Alexander also spoke about the importance of creativity in reimagining the overflowing U.S. criminal justice system. The U.S. holds almost 2.3 million people in prisons, meaning 698 out of 100,000 residents are incarcerated in what Alexander refers to as “a racial caste system.”

“Our justice system is so backwards, so punitive in its orientation that all it seeks to do is to … inflict harm and suffering on others on the idea that this is going to balance the scales in some way,” she said.

Instead of a retributive, “eye-for-an-eye” system, Alexander emphasized the importance of restorative justice. “What I think is so promising about many of the movements that have been born is that they are so forward-looking, asking ‘What does it take to reimagine justice? What would the world look like without police and prisons?’” she said.

Alexander stressed the role of “revolutionary love” and unity in activism, insisting that racial justice movements do not need to rely on the approval of white people but should instead fight for their community with “deep solidarity rooted in love,” much like the Black Panthers did.
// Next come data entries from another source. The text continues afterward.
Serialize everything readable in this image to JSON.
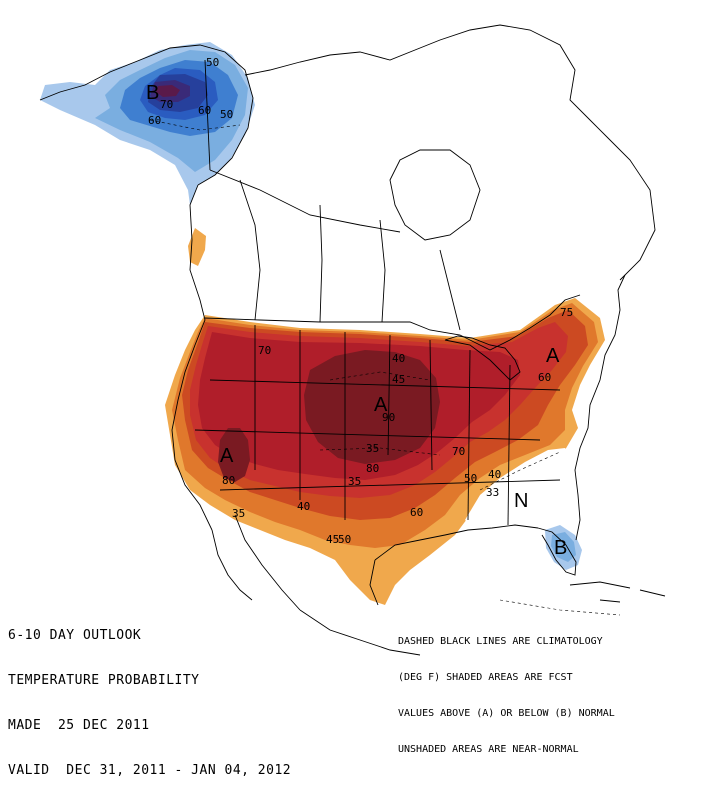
{
  "map": {
    "title_lines": [
      "6-10 DAY OUTLOOK",
      "TEMPERATURE PROBABILITY",
      "MADE  25 DEC 2011",
      "VALID  DEC 31, 2011 - JAN 04, 2012"
    ],
    "legend_lines": [
      "DASHED BLACK LINES ARE CLIMATOLOGY",
      "(DEG F) SHADED AREAS ARE FCST",
      "VALUES ABOVE (A) OR BELOW (B) NORMAL",
      "UNSHADED AREAS ARE NEAR-NORMAL"
    ],
    "region_letters": {
      "alaska_below": "B",
      "plains_above": "A",
      "southwest_above": "A",
      "northeast_above": "A",
      "southeast_near_normal": "N",
      "florida_below": "B"
    },
    "contour_labels": {
      "ak_50_north": "50",
      "ak_70": "70",
      "ak_60": "60",
      "ak_50_east": "50",
      "ak_60_west": "60",
      "west_70": "70",
      "plains_40": "40",
      "plains_45": "45",
      "plains_90": "90",
      "plains_35": "35",
      "plains_80": "80",
      "sw_80": "80",
      "south_35": "35",
      "south_40": "40",
      "south_45": "45",
      "south_50": "50",
      "south_60": "60",
      "se_70": "70",
      "se_50": "50",
      "se_40": "40",
      "se_33": "33",
      "ne_60": "60",
      "ne_75": "75",
      "sw_35": "35"
    },
    "colors": {
      "above_33": "#f0a84c",
      "above_40": "#e0782c",
      "above_50": "#cc4a22",
      "above_60": "#c8322e",
      "above_70": "#b01e2a",
      "above_80": "#7a1a22",
      "above_90": "#5a1218",
      "below_33": "#a8c8ec",
      "below_40": "#7aaee0",
      "below_50": "#3f7fd0",
      "below_60": "#2a5cc0",
      "below_70": "#26409c",
      "below_80": "#3a2a78",
      "below_90": "#5a1a4a",
      "outline": "#000000",
      "background": "#ffffff"
    }
  }
}
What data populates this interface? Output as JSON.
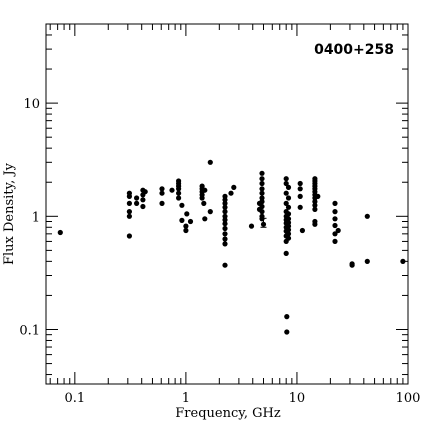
{
  "chart_data": {
    "type": "scatter",
    "title": "",
    "annotation": "0400+258",
    "xlabel": "Frequency, GHz",
    "ylabel": "Flux Density, Jy",
    "x_scale": "log",
    "y_scale": "log",
    "xlim": [
      0.055,
      100
    ],
    "ylim": [
      0.033,
      50
    ],
    "x_ticks": [
      {
        "value": 0.1,
        "label": "0.1"
      },
      {
        "value": 1,
        "label": "1"
      },
      {
        "value": 10,
        "label": "10"
      },
      {
        "value": 100,
        "label": "100"
      }
    ],
    "y_ticks": [
      {
        "value": 0.1,
        "label": "0.1"
      },
      {
        "value": 1,
        "label": "1"
      },
      {
        "value": 10,
        "label": "10"
      }
    ],
    "grid": false,
    "legend": "none",
    "marker_color": "#000000",
    "points": [
      [
        0.074,
        0.72
      ],
      [
        0.31,
        0.67
      ],
      [
        0.31,
        1.6
      ],
      [
        0.31,
        1.5
      ],
      [
        0.31,
        1.3
      ],
      [
        0.31,
        1.1
      ],
      [
        0.31,
        1.0
      ],
      [
        0.36,
        1.3
      ],
      [
        0.36,
        1.45
      ],
      [
        0.41,
        1.7
      ],
      [
        0.41,
        1.55
      ],
      [
        0.41,
        1.4
      ],
      [
        0.41,
        1.22
      ],
      [
        0.43,
        1.65
      ],
      [
        0.61,
        1.75
      ],
      [
        0.61,
        1.6
      ],
      [
        0.61,
        1.3
      ],
      [
        0.75,
        1.7
      ],
      [
        0.86,
        2.05
      ],
      [
        0.86,
        1.95
      ],
      [
        0.86,
        1.85
      ],
      [
        0.86,
        1.75
      ],
      [
        0.86,
        1.6
      ],
      [
        0.86,
        1.45
      ],
      [
        0.92,
        0.92
      ],
      [
        0.92,
        1.25
      ],
      [
        1.0,
        0.82
      ],
      [
        1.0,
        0.75
      ],
      [
        1.02,
        1.05
      ],
      [
        1.1,
        0.9
      ],
      [
        1.4,
        1.85
      ],
      [
        1.4,
        1.75
      ],
      [
        1.4,
        1.65
      ],
      [
        1.4,
        1.55
      ],
      [
        1.4,
        1.45
      ],
      [
        1.45,
        1.3
      ],
      [
        1.48,
        1.7
      ],
      [
        1.48,
        0.95
      ],
      [
        1.66,
        3.0
      ],
      [
        1.66,
        1.1
      ],
      [
        2.25,
        1.5
      ],
      [
        2.25,
        1.4
      ],
      [
        2.25,
        1.3
      ],
      [
        2.25,
        1.2
      ],
      [
        2.25,
        1.1
      ],
      [
        2.25,
        1.0
      ],
      [
        2.25,
        0.93
      ],
      [
        2.25,
        0.86
      ],
      [
        2.25,
        0.78
      ],
      [
        2.25,
        0.7
      ],
      [
        2.25,
        0.63
      ],
      [
        2.25,
        0.57
      ],
      [
        2.25,
        0.37
      ],
      [
        2.55,
        1.6
      ],
      [
        2.7,
        1.8
      ],
      [
        3.9,
        0.82
      ],
      [
        4.6,
        1.3
      ],
      [
        4.6,
        1.15
      ],
      [
        4.85,
        2.4
      ],
      [
        4.85,
        2.15
      ],
      [
        4.85,
        1.95
      ],
      [
        4.85,
        1.75
      ],
      [
        4.85,
        1.6
      ],
      [
        4.85,
        1.45
      ],
      [
        4.85,
        1.35
      ],
      [
        4.85,
        1.22
      ],
      [
        4.85,
        1.1
      ],
      [
        4.85,
        1.0
      ],
      [
        4.85,
        0.95
      ],
      [
        5.0,
        0.85
      ],
      [
        8.0,
        2.15
      ],
      [
        8.0,
        1.95
      ],
      [
        8.0,
        1.6
      ],
      [
        8.0,
        1.3
      ],
      [
        8.0,
        1.1
      ],
      [
        8.0,
        1.0
      ],
      [
        8.0,
        0.93
      ],
      [
        8.0,
        0.87
      ],
      [
        8.0,
        0.8
      ],
      [
        8.0,
        0.74
      ],
      [
        8.0,
        0.67
      ],
      [
        8.0,
        0.6
      ],
      [
        8.0,
        0.47
      ],
      [
        8.1,
        0.13
      ],
      [
        8.1,
        0.095
      ],
      [
        8.4,
        1.8
      ],
      [
        8.4,
        1.45
      ],
      [
        8.4,
        1.2
      ],
      [
        8.4,
        1.05
      ],
      [
        8.4,
        0.95
      ],
      [
        8.4,
        0.88
      ],
      [
        8.4,
        0.82
      ],
      [
        8.4,
        0.76
      ],
      [
        8.4,
        0.7
      ],
      [
        8.4,
        0.64
      ],
      [
        10.7,
        1.95
      ],
      [
        10.7,
        1.75
      ],
      [
        10.7,
        1.5
      ],
      [
        10.7,
        1.2
      ],
      [
        11.2,
        0.75
      ],
      [
        14.5,
        2.15
      ],
      [
        14.5,
        2.05
      ],
      [
        14.5,
        1.95
      ],
      [
        14.5,
        1.85
      ],
      [
        14.5,
        1.75
      ],
      [
        14.5,
        1.65
      ],
      [
        14.5,
        1.55
      ],
      [
        14.5,
        1.45
      ],
      [
        14.5,
        1.35
      ],
      [
        14.5,
        1.25
      ],
      [
        14.5,
        1.15
      ],
      [
        14.5,
        0.9
      ],
      [
        14.5,
        0.85
      ],
      [
        15.4,
        1.5
      ],
      [
        22.0,
        1.3
      ],
      [
        22.0,
        1.1
      ],
      [
        22.0,
        0.95
      ],
      [
        22.0,
        0.83
      ],
      [
        22.0,
        0.7
      ],
      [
        22.0,
        0.6
      ],
      [
        23.5,
        0.75
      ],
      [
        31.4,
        0.38
      ],
      [
        31.4,
        0.37
      ],
      [
        43,
        1.0
      ],
      [
        43,
        0.4
      ],
      [
        90,
        0.4
      ]
    ],
    "error_bars": [
      {
        "x": 5.0,
        "y": 0.88,
        "ylow": 0.8,
        "yhigh": 0.96
      }
    ]
  }
}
She credits love for the endurance of the movement that started in Ferguson, Mo., after the police killing of Michael Brown in 2014.  

In addition to love, Alexander emphasized that organizers should work together rather than alone. “I formed women of color writing circles, have joined activist circles, and try to stay connected so that I am never in a position where I think that Im totally on my own,” she said. “None of us really are.”

Alexander concluded her remarks by noting that while the country has made much progress in securing racial justice, the work is far from finished. 

“Right now we’re in a moment where people want to think we’re having kind of a leap towards progress because we defeated Trump and we can go back to normal,” she said. Instead, she said progress requires “really being honest with ourselves about what ‘normal’ has been for poor people and people of color in this country, and whether that’s something any of us would want to return to.”